Estou cansado de pandemia? É claro. E quem não está? E quem não está ou é doido varrido ou um doido bolsonarista. O que dá na mesma. Não quero entrar em polêmica política; mesmo porque não temos mais direito ao contraditório. O que vale é o ofício federal e que a gentalha que se aguente como puder. E não sou gente de aceitar decisões de idiotas e muito menos de achar que tudo se resolve com uma caneta. E eis aí o caso do futuro ministro do Supremo Tribunal Federal que mentiu no seu currículo, indicado pelo presidente Jair Bolsonaro. Kassio Marques admitiu ao senador Randolfe Rodrigues que jamais fez pós-graduação na Universidad de La Coruña, Espanha, assim como faz um moleque que bebeu o vinho da sacristia. Mas é bom salientar que tal confissão só aconteceu após a universidade espanhola deixar claro que nunca ofereceu o curso citado pelo desembargador Kassio Nunes, deixando claro que ele foi aluno apenas de um curso com duração de cinco dias, em 2014. E a mentira segue o seu rabo: a dissertação de mestrado que o citado desembargador ofereceu para a Universidade Autônoma de Lisboa, em 2015, tem muitos indícios de plágio: ele até mesmo copiou os erros digitais do advogado Saul Tourinho. E a vergonha não aparece no currículo desse provavelmente futuro ministro do Supremo Tribunal Federal, cuja indicação é do toma lá, dá cá do presidente Bolsonaro com os líderes do Centrão e diversas outras forças políticas. Com a palavra os senadores da República.
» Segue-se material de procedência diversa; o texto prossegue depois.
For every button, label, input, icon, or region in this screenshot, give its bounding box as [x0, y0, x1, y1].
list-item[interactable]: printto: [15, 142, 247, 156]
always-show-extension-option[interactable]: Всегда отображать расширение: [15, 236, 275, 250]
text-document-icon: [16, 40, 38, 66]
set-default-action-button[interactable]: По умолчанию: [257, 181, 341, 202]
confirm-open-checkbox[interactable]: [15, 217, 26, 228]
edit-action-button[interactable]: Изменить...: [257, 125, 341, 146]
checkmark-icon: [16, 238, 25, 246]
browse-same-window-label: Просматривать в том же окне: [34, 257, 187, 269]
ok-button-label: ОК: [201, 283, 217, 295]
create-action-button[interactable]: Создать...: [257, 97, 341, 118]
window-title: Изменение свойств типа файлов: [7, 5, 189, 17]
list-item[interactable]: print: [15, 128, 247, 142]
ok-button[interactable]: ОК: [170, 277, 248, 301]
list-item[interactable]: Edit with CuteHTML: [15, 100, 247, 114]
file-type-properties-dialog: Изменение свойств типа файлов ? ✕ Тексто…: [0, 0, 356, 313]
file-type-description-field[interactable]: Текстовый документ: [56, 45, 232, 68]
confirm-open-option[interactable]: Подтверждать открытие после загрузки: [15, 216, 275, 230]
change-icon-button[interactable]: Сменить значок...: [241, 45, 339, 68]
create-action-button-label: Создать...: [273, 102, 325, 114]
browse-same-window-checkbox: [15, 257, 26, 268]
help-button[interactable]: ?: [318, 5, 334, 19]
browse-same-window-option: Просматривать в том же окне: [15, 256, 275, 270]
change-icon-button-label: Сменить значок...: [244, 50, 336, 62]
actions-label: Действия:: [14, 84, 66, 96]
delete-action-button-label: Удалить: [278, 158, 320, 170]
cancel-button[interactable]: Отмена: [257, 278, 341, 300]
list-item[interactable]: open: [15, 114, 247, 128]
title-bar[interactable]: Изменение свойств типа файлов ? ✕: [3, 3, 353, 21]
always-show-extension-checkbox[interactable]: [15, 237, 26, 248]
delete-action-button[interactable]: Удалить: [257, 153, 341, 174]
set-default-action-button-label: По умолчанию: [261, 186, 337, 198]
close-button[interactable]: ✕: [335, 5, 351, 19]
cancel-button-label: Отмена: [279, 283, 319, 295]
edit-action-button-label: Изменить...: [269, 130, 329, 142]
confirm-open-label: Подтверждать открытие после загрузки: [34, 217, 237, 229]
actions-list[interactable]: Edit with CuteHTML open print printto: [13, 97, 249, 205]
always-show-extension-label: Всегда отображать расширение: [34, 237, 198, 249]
E pior que consumir e produzir tanto lixo é ter que aguentar uma gente que não tem currículo honesto para exercer sequer uma profissão de catador de lixo reciclável.
Olho para a lixeira do prédio e tento entender o lixo moral que se arrasta por baixo dos carpetes políticos do Congresso Nacional. E nem ouso pensar no que se esconde nos gabinetes presidenciais. E lembro que preciso ligar à farmácia para pedir uma caixa de Vonal. Ou melhor, duas. Mas nem tudo se perdeu. Por telefone, conversei com o mestre Antônio Contente, senhor armorial de velhas armas de ética e lealdade. Conversa rápida, de bom compromisso de um forte abraço e um Café no Regina. E assim fecho essa prosa envergonhada de consumismo e politicalha de gente que não tem compromisso com a sua própria verdade. É isso. Bom dia.